Brief Review — Accuracy of a Chatbot in Answering Questions that Patients Should Ask Before Taking a New Medication
ChatGPT on Patients Medication
Accuracy of a Chatbot in Answering Questions that Patients Should Ask Before Taking a New Medication
ChatGPT on Patients Medication, by University of Arizona
2024 JAPH (Sik-Ho Tsang @ Medium)Medical/Clinical/Healthcare NLP/LLM
2017 … 2023 [MultiMedQA, HealthSearchQA, Med-PaLM] [Med-PaLM 2] [GPT-4 in Radiology] [ChatGPT & GPT‑4 on USMLE] [Regulatory Oversight of LLM] [ExBEHRT] [ChatDoctor] [DoctorGLM] [HuaTuo] 2024 [ChatGPT & GPT-4 on Dental Exam] [ChatGPT-3.5 on Radiation Oncology] [LLM on Clicical Text Summarization] [Extract COVID-19 Symptoms Using ChatGPT & GPT-4]
==== My Other Paper Readings Are Also Over Here ====
- I come across this paper as my project leaders have shared this paper recently to have a look due to the project’s need.
- In this paper, authors evaluate the accuracy of answers provided by a chatbot (ChatGPT) in response to questions that patients should ask before taking a new medication.
Outline
- ChatGPT on Patients Medication
- Results
1. ChatGPT on Patients Medication
1.1. Method
- 12 questions obtained from the Agency for Healthcare Research and Quality (AHRQ) were asked to a chatbot (ChatGPT) for the top 20 drugs.
- The top 20 drugs are listed below wih issues noted:
Therefore, 12 questions were asked for 20 medications generating 240 individual responses from the model.
1.2. Correctness and Completeness
- 2 reviewers independently evaluated and rated each response on a 6-point scale for correctness and a 3-point scale for completeness with a score of 2 considered adequate.
- 6-point correctness scale (1 = completely incorrect; 2 = more incorrect than correct; 3 = approximately equal correct and incorrect; 4 = more correct than incorrect; 5 = nearly all correct; and 6 = completely correct) Accuracy was determined using clinical expertise and a drug information database.
- 3-point completeness scale (1 = incomplete [addresses some aspects of the question, but significant parts are missing or incomplete]; 2 = adequate [addresses all aspects of the question and provides the minimum amount of information required to be considered complete]; and 3 = comprehensive [addresses all aspects of the question and provides additional information or context beyond what was expected]).
- After the independent reviews, the 2 reviewers met to compare answers and discuss any discrepancies and assign a consensus score for correctness and completeness.
1.3. Reproducibility
- To assess for reproducibility, responses that were scored as less than 6 for correctness were reassessed 14 days.
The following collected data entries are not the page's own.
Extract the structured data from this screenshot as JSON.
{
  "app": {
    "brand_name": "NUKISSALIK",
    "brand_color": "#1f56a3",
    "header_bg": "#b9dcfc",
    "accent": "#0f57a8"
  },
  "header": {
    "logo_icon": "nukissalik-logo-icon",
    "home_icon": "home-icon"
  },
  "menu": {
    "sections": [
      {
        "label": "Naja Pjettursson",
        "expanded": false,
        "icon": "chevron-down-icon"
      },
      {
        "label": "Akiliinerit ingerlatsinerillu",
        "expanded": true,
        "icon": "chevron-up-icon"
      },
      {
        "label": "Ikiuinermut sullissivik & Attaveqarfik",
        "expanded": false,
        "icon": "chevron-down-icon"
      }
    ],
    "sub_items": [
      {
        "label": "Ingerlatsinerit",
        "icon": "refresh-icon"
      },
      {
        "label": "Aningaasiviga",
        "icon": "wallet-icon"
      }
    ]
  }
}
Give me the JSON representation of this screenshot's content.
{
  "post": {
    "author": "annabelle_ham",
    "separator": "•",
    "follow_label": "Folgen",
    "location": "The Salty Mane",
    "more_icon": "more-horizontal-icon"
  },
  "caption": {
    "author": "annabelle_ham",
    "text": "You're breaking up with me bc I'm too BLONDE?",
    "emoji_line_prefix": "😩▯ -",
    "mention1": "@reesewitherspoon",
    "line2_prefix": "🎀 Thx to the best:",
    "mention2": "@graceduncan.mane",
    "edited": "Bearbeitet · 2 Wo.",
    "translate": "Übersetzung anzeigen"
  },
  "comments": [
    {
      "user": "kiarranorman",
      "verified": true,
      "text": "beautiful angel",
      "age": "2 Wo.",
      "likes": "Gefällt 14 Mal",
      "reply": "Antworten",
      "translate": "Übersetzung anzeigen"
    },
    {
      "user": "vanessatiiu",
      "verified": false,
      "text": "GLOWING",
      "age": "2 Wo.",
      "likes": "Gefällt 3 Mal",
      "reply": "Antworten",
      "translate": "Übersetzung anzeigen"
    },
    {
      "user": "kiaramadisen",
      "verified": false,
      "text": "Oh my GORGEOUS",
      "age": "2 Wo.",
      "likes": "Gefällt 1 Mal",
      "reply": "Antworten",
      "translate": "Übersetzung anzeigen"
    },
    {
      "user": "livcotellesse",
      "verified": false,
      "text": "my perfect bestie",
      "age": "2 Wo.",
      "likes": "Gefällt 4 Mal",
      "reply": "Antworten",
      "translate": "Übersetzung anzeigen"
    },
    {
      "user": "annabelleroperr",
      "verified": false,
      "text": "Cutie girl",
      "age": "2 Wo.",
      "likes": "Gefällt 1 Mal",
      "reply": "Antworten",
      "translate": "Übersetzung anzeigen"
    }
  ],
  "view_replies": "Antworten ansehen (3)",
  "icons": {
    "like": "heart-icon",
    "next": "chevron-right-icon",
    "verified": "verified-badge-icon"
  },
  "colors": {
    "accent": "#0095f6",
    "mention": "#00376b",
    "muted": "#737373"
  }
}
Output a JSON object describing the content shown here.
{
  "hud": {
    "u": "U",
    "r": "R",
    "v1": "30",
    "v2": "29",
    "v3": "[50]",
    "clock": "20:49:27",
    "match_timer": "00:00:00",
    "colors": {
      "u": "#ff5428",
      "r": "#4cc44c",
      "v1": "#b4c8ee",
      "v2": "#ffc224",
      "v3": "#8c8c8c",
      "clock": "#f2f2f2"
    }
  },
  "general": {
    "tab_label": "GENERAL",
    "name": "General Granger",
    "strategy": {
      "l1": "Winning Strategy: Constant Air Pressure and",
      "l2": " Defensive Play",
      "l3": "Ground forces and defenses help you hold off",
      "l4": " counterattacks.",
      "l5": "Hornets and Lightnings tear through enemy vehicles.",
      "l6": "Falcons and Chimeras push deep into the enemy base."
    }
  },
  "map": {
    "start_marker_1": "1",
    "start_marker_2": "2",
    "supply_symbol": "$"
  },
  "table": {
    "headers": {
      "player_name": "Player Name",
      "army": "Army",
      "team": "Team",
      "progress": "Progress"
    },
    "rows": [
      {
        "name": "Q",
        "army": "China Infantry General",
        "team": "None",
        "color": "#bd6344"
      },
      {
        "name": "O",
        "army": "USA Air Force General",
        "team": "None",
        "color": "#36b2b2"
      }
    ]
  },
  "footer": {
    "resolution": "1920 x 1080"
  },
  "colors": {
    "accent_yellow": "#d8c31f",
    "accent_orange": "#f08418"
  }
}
They can be either improve in correctness, have no change, or decrease in correctness.
2. Results
2.1. Correctness
Out of 240 responses, 222 (92.5%) were assessed as completely correct. Of the incorrect responses, 10 (4.2%) provided information that was nearly all correct, 5 (2.1%) more correct than incorrect, 2 (0.8%) were equal parts correct and incorrect, 1 (0.4%) was more incorrect than correct, and none (0%) were completely incorrect.
2.2. Completeness
Of the 240 responses, 194 (80.8%) were comprehensively complete. A score of 2 was considered adequate, and 235 (97.9%) scored 2 or higher indicating at least an adequate level of completeness. 5 (2.1%) were considered incomplete.
2.3. Reproducibility
When the 18 items that scored low for correctness, they need to be reassessed, responses were scored the same as the initial query for 6 items, decreased in quality for 5 items, and improved in quality for 7 items.
- The median correctness score was 5 (IQR 5–4) with the initial query and 4.5 (IQR 6–2) (p=0.64) in the repeat query.
2.4. Discussions & Limitations
This raises some concerns regarding the consistency of accuracy if chatbots are used in the clinical setting.
- Pharmacists are uniquely trained to counsel patients on the most important aspects of a medication. They are not required to have a question prompted correctly by a patient to cover the counseling point while ChatGPT needs.
If a chatbot is used as a source to inquire about medication information, specific, singular prompts may be required for accurate responses.
- With only 2 investigators, there is a risk for personal bias and subjective interpretations.
- An additional limitation to this study is that it was conducted using English only.
- Utilizing a chatbot to answer questions commonly asked by patients is mostly accurate but may include or lack valuable information for patients. Educating patients is important.